Rochester City Manager Jaymes Vettraino said the city started following the issue last July, after West Bay Exploration Co. drilled an exploratory oil well near 25 Mile and Dequindre roads in Shelby Township — about 1,000 feet from the municipal border and a residential district of Rochester. In August, West Bay voluntarily discontinued its operation in the township in the wake of residents’ objections.

“It really brought attention to City Council and some residents that if you don’t actively manage how these uses come into your community, you are kind of behind the eight ball once they arrive,” he said.

On April 11, the Rochester City Council unanimously passed regulations for oil and gas well drilling in the city. Prior to the approval, Vettraino said, the city did not have oil and gas well drilling regulations in its zoning code.

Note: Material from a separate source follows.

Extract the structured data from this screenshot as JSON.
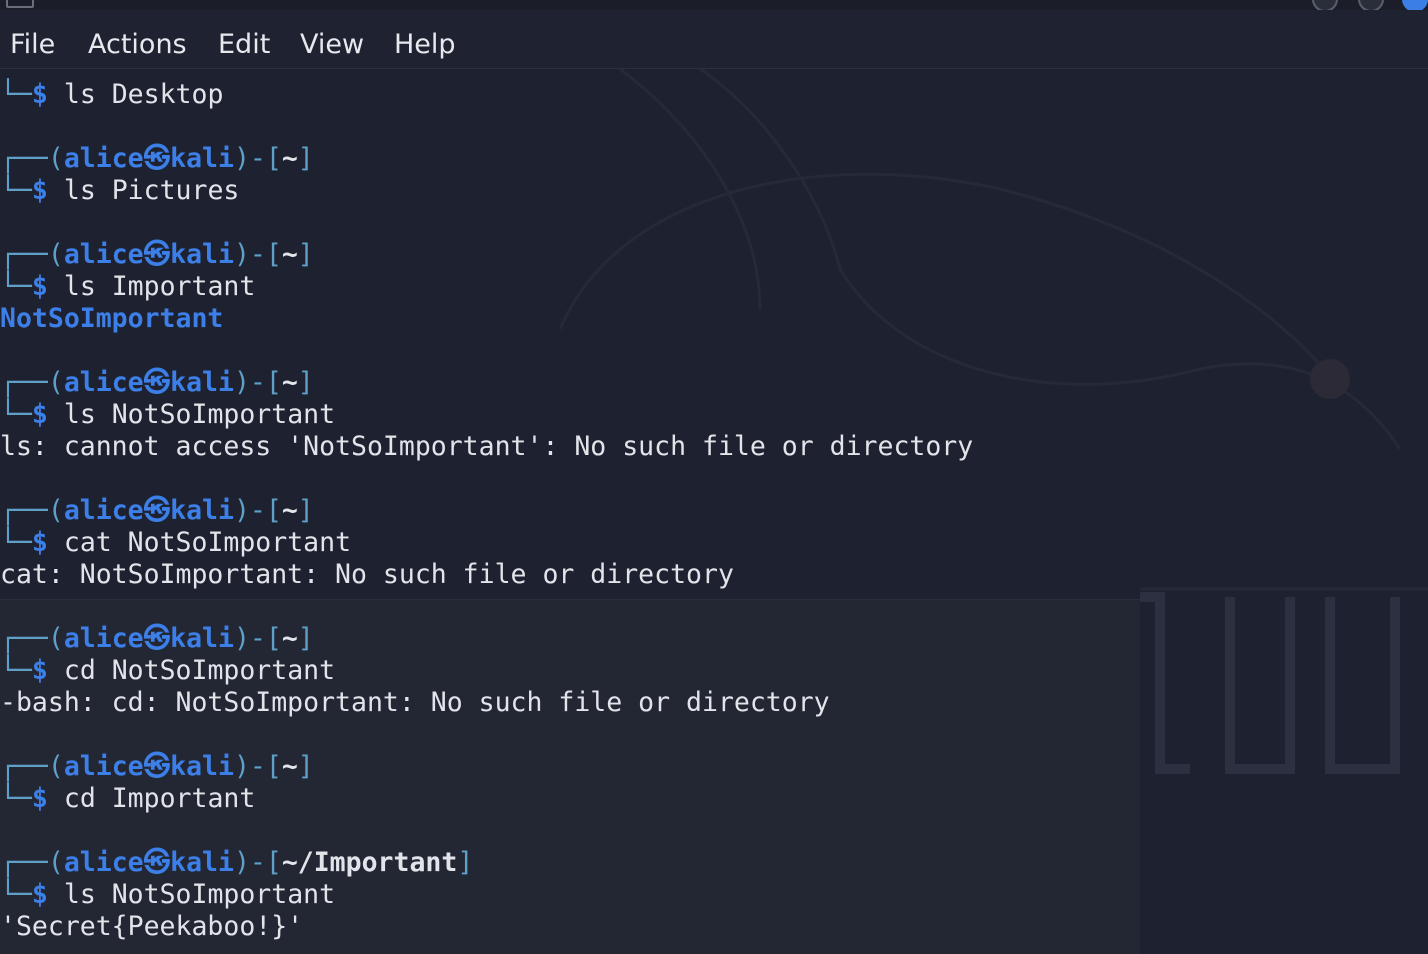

“One of the risks, when you don’t have something in your zoning code as a specific use or a specific area, is then there are questions — can it go anywhere, can it go nowhere? In the state of Michigan, you have to provide for all uses in all places somewhere in your community, with very few exceptions, so this ordinance attempts to put it in our code so that we don’t have questions if we ever do get an application for a well drilling in the city boundaries. It’s important to note that we do not have one of those applications right now, but we could have one,” Vettraino said.

The city ordinance requires oil and gas well drilling to occur within industrial zones in the city’s southern end — certain areas along South Street, for example. Drilling operations must be at least 1,000 feet — and horizontal drilling lines must be at least 500 feet — from residential properties, schools, hospitals and religious institutions.

“It can be in a few places in our industrial zone, which we think is really the right call. That’s where either horizontal or vertical drilling can take place in the city,” Vettraino said. “It’s pretty much along the southern border of the city. South Street is the street that cuts the most through our industrial zone there.”

The city requires prospective drillers to file an application noting the potential location of work prior to beginning a project, to submit a variety of reports and studies regarding the environmental impact of a project, and to provide written notice to any residents within 2,000 feet of the boundary of a prospective drilling site. The ordinance also prohibits injection wells and hydraulic fracturing, otherwise known as “fracking” — a process in which fractures in rocks below the Earth’s surface are opened and widened by injecting chemicals and liquids at high pressure to extract natural gas or oil. Environmentalists link fracking to the contamination of groundwater and risks to air quality.

Mayor Jeffrey Cuthbertson said the ordinance does not encourage, but rather regulates, oil and gas well exploration above and below ground.

“It is required for us to do this to provide some location where it may be theoretically possible to undertake in the city of Rochester, under state law. This ordinance seeks to impose reasonable and stringent regulations as it relates to potential siting of those state-mandated, theoretically available locations. We do so to make sure that we are representing the public interest correctly,” he said.